As recently as 28 July – three months and three days after the wrongful denial of boarding – she was told: “Your grandmother was refused to board the flight due to incorrect passport details as per the government guidelines.

“This is apprise you that identification required for international flights depends upon the below mentioned details:

“Passport must be no more than 10 years old on the date of travel.

“Passport must have left with a validity of at least three months after the day you plan to depart & before it turns 10.

Ms Gow has asked for evidence of what official guidance or legislation this latter claim was based on. Since there is no legal basis, easyJet was unable to provide any.

She said: “My family are good, honest people and if we had genuinely made a mistake we would be the first to admit it and move on, however this is not the case here.”

When The Independent contacted easyJet on the family’s behalf, the airline blamed a “misunderstanding” by both the airport staff and the customer service agent.

A spokesperson said: “We are very sorry that Ms Rankin was incorrectly denied boarding to her flight and for the delay in compensating her.

“This was unfortunately due to a misunderstanding of relevant passport validity rules at the time by the team at the gate which has since been clarified, and by the advisor assisting with the claim.

“We are in touch with the family to apologise for their experience, reimburse them for their alternative travel expenses and provide the compensation due.”

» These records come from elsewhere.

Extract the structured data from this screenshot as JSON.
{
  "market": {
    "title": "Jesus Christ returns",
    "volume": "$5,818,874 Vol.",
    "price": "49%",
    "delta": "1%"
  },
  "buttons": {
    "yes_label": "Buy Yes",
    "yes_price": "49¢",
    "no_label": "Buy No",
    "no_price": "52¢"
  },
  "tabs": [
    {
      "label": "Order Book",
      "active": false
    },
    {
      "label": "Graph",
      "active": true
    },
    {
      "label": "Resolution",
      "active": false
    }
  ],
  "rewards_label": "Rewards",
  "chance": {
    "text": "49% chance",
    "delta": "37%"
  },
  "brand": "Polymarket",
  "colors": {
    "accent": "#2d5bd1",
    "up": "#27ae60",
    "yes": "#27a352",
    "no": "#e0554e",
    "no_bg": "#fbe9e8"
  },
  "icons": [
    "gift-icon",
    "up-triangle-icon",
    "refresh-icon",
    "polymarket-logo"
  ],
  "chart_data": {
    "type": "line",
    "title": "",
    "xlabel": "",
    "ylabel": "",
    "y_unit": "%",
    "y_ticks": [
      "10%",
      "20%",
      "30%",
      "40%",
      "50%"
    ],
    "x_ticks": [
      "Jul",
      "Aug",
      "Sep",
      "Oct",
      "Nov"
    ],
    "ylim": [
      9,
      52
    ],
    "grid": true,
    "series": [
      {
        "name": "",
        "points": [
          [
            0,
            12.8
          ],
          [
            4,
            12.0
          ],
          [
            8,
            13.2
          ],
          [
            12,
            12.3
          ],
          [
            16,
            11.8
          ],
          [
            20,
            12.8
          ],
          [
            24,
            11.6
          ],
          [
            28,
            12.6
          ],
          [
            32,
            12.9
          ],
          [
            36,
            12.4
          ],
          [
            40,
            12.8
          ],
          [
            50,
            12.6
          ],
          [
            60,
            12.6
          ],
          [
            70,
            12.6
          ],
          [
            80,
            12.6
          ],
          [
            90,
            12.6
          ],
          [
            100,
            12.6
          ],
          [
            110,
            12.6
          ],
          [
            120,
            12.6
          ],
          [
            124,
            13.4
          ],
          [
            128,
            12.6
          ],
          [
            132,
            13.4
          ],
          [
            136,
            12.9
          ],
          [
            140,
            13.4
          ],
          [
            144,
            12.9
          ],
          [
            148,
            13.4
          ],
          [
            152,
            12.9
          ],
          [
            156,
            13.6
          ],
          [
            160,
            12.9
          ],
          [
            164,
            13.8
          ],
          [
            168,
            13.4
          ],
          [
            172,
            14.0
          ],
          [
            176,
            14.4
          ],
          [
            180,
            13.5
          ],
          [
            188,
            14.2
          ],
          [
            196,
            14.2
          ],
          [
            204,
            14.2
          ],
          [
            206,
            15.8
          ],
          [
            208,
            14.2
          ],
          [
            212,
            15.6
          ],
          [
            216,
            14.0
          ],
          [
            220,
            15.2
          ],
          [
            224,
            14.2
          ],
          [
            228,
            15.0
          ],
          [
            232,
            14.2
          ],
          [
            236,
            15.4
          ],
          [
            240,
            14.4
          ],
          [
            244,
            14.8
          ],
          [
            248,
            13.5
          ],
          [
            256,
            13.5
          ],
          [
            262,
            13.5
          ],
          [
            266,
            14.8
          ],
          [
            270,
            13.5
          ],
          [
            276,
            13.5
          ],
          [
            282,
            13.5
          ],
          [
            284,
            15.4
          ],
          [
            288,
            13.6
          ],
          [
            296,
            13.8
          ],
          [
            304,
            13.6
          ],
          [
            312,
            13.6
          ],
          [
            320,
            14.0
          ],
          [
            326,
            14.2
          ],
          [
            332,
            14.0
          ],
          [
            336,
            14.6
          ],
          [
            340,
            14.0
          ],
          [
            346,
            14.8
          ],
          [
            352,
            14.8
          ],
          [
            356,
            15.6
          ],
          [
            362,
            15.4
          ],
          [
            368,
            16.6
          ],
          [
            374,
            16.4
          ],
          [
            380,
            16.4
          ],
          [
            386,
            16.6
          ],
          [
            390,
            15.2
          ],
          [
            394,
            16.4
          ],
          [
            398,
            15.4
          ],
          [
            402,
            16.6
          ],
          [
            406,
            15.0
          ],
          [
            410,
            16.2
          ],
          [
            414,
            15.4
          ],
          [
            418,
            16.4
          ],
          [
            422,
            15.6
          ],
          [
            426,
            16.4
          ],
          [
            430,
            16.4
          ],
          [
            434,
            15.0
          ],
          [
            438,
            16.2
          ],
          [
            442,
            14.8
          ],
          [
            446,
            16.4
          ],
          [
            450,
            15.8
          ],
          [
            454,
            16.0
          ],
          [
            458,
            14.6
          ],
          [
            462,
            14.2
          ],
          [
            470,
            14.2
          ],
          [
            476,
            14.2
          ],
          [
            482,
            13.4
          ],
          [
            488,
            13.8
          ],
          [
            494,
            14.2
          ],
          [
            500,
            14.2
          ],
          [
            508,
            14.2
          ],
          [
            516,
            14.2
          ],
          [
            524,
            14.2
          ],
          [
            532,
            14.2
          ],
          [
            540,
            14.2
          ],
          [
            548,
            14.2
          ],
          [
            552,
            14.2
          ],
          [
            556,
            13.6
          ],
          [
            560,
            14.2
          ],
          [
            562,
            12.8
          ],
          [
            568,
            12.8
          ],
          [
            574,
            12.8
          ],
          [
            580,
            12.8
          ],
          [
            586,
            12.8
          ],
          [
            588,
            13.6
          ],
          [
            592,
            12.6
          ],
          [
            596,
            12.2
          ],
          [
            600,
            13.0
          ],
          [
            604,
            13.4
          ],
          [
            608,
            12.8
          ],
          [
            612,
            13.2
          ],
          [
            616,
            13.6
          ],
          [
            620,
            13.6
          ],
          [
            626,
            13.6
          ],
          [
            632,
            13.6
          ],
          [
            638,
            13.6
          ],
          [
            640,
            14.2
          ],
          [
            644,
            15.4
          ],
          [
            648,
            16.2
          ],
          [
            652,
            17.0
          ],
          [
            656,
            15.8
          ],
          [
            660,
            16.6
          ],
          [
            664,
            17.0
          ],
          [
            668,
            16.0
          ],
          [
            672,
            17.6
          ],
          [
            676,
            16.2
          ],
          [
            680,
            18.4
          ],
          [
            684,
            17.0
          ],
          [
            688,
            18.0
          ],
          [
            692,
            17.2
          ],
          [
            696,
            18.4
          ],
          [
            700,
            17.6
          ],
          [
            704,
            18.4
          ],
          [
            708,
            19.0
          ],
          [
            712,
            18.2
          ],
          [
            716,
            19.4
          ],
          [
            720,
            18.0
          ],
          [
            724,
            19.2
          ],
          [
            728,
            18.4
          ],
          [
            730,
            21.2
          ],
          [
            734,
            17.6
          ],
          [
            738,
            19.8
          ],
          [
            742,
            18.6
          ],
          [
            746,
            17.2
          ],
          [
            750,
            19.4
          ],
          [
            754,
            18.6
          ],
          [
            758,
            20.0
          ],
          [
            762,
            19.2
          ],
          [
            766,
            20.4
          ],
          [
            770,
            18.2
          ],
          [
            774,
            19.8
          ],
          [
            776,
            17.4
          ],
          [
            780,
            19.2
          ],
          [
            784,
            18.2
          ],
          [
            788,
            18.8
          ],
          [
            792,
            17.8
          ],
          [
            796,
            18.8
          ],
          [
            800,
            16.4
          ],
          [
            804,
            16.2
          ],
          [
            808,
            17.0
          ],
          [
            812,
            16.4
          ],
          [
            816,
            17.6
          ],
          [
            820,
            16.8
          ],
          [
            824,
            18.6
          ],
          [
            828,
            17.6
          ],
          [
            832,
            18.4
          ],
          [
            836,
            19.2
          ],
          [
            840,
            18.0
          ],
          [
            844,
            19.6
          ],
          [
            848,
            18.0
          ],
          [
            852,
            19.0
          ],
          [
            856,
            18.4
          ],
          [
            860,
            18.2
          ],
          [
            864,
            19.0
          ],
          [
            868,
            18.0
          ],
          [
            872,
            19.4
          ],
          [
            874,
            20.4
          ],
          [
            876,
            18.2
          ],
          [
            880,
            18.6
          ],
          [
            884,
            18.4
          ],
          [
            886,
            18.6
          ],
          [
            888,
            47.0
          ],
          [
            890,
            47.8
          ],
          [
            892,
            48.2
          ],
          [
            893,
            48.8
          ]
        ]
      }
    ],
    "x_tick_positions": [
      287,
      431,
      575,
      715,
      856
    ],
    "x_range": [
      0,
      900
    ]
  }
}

The airline said it is “reissuing guidance to our customer teams, to ensure current passport validity rules are clear”.

Ms Gow said: “Quite frankly I’m appalled at the service myself and my family have received from easyJet, not only on the date of our original trip but also the subsequent efforts it has taken to try and claim back money we are owed.

“I assume the approach here is to keep sending me the same reply in the hope I will go away.”

The Independent has passed the relevant details to the Civil Aviation Authority, which is investigating airlines’ failures to comply with air passengers’ rights rules.